Retailers Are Hurting. You Reap the Rewards.

This year, Congress sent stimulus checks to 130 million U.S. households. Its purpose: to bribe us into spending more, so we can help bail out the economy due to the housing collapse (again, caused by Congress). Guess what — it didn’t work that well. Big Shocker!

Why didn’t it work, you ask? Well, a large numbers of Americans had to spend this money on food, utilities, and sky-rocketing gasoline. Sales at nearly all retailers—except for those selling low-cost food—were depressing. This is scaring the living daylights out of merchants, and for once they actually seem to care about their shoppers (truth: they are worried about their money). Right now, it’s a consumer’s market. Here’s how to cash in:

  • Use a store like Lowe’s or Home Depot’s price guarantee to your advantage — they say, “If you find the same product for less elsewhere, you get the item for 10 percent off the lowest price.” I say, “Start looking around for bargains.” Advice: Call, don’t visit the store. A local store manager will always find a reason to say no. They love to say no.
  • Let Barnes and Nobles keep their overpriced merchandise. Go to Paperbackswap.com, where members can trade paperback and hardcover books for the cost of postage. This way, buying a “how to make money” book won’t cost you more than you have. “But they also have music and movies,” you say?

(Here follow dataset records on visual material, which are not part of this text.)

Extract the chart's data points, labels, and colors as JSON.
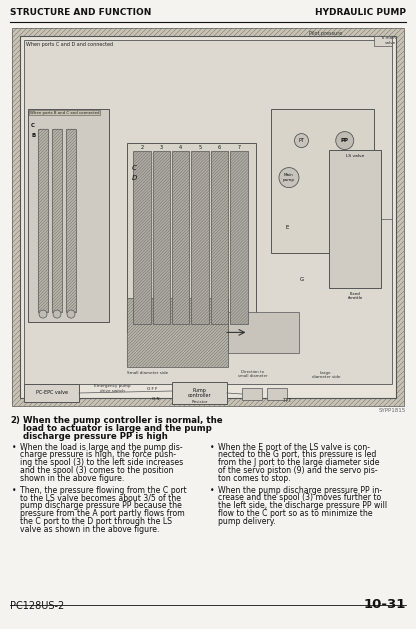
{
  "page_bg": "#f5f3f0",
  "header_left": "STRUCTURE AND FUNCTION",
  "header_right": "HYDRAULIC PUMP",
  "header_color": "#111111",
  "header_fontsize": 6.5,
  "diagram_ref": "SYPP1815",
  "section_number": "2)",
  "section_title_line1": "When the pump controller is normal, the",
  "section_title_line2": "load to actuator is large and the pump",
  "section_title_line3": "discharge pressure PP is high",
  "bullet1_left_lines": [
    "When the load is large and the pump dis-",
    "charge pressure is high, the force push-",
    "ing the spool (3) to the left side increases",
    "and the spool (3) comes to the position",
    "shown in the above figure."
  ],
  "bullet2_left_lines": [
    "Then, the pressure flowing from the C port",
    "to the LS valve becomes about 3/5 of the",
    "pump discharge pressure PP because the",
    "pressure from the A port partly flows from",
    "the C port to the D port through the LS",
    "valve as shown in the above figure."
  ],
  "bullet1_right_lines": [
    "When the E port of the LS valve is con-",
    "nected to the G port, this pressure is led",
    "from the J port to the large diameter side",
    "of the servo piston (9) and the servo pis-",
    "ton comes to stop."
  ],
  "bullet2_right_lines": [
    "When the pump discharge pressure PP in-",
    "crease and the spool (3) moves further to",
    "the left side, the discharge pressure PP will",
    "flow to the C port so as to minimize the",
    "pump delivery."
  ],
  "footer_left": "PC128US-2",
  "footer_right": "10-31",
  "text_color": "#111111",
  "light_gray": "#c8c4bc",
  "med_gray": "#a8a49c",
  "dark_gray": "#888480",
  "hatch_color": "#9a9690",
  "diagram_bg": "#ddd9d2"
}
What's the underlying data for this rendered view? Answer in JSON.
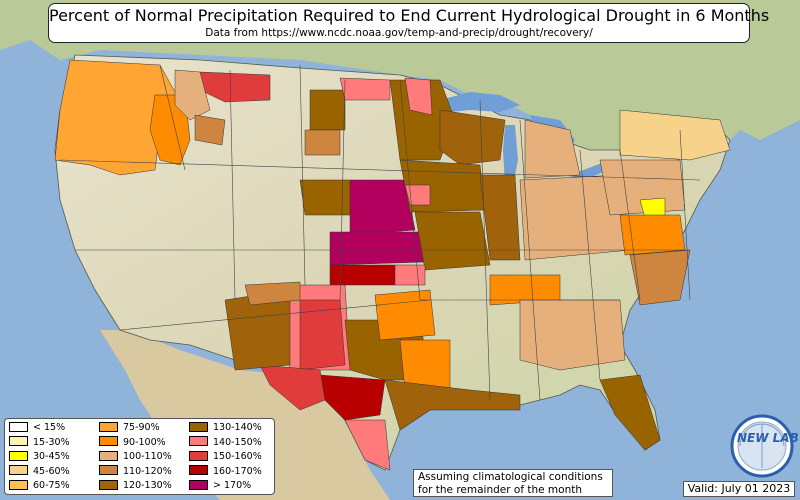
{
  "title": "Percent of Normal Precipitation Required to End Current Hydrological Drought in 6 Months",
  "subtitle": "Data from https://www.ncdc.noaa.gov/temp-and-precip/drought/recovery/",
  "legend": [
    {
      "label": "< 15%",
      "color": "#ffffff"
    },
    {
      "label": "15-30%",
      "color": "#fff2b0"
    },
    {
      "label": "30-45%",
      "color": "#ffff00"
    },
    {
      "label": "45-60%",
      "color": "#f7d28a"
    },
    {
      "label": "60-75%",
      "color": "#ffbf52"
    },
    {
      "label": "75-90%",
      "color": "#ffa533"
    },
    {
      "label": "90-100%",
      "color": "#ff8c00"
    },
    {
      "label": "100-110%",
      "color": "#e6b07c"
    },
    {
      "label": "110-120%",
      "color": "#cd853f"
    },
    {
      "label": "120-130%",
      "color": "#a0620a"
    },
    {
      "label": "130-140%",
      "color": "#996300"
    },
    {
      "label": "140-150%",
      "color": "#ff7a7a"
    },
    {
      "label": "150-160%",
      "color": "#e03c3c"
    },
    {
      "label": "160-170%",
      "color": "#b80000"
    },
    {
      "label": "> 170%",
      "color": "#b3005e"
    }
  ],
  "note": {
    "line1": "Assuming climatological conditions",
    "line2": "for the remainder of the month"
  },
  "valid": "Valid: July 01 2023",
  "logo_text": "NEW LAB",
  "colors": {
    "ocean": "#8fb3d9",
    "land": "#e8e2c8",
    "lake": "#6f9fd6",
    "border": "#333333"
  }
}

For this, you can swap CDs on SwapaCD.com and DVDs at recently launched SwapaDVD.com. No more excuses!
  • One man’s trash is another man’s treasure. Freecycle.org, with its thousands of local chapters, helps people give away unwanted goods (such as brand-name clothing, electronics and furniture) to other members to keep it out of our landfills. You’re not the last stop before a Goodwill donation either— most of the times the stuff is great quality. Go ahead: ask for something specific, or see what other “freecyclers” are offering.
  • Not surprisingly, cheapskates like me are also crazy about Craigslist.org. I have a $1400 kayak (with everything) that I paid $400 for; I have a grill that I got for free, and my sweetest deal: two on-field Eagles jerseys (Dawkins and Westbrook) for $20 each. The guy I bought them from also had a Terrell Owens’s Eagles jersey, but I would have probably just wound up burning, or washing my tires, with that hunk of junk (damn showboat). I mean it!

Whatever you do, I suggest you do it before next January — there will be a new “sheriff” in town, and our economy might just turn around for the better (actually, anything will be better). I also have a sneaking suspicion that gas will be back to $1.70 a gallon in 2009.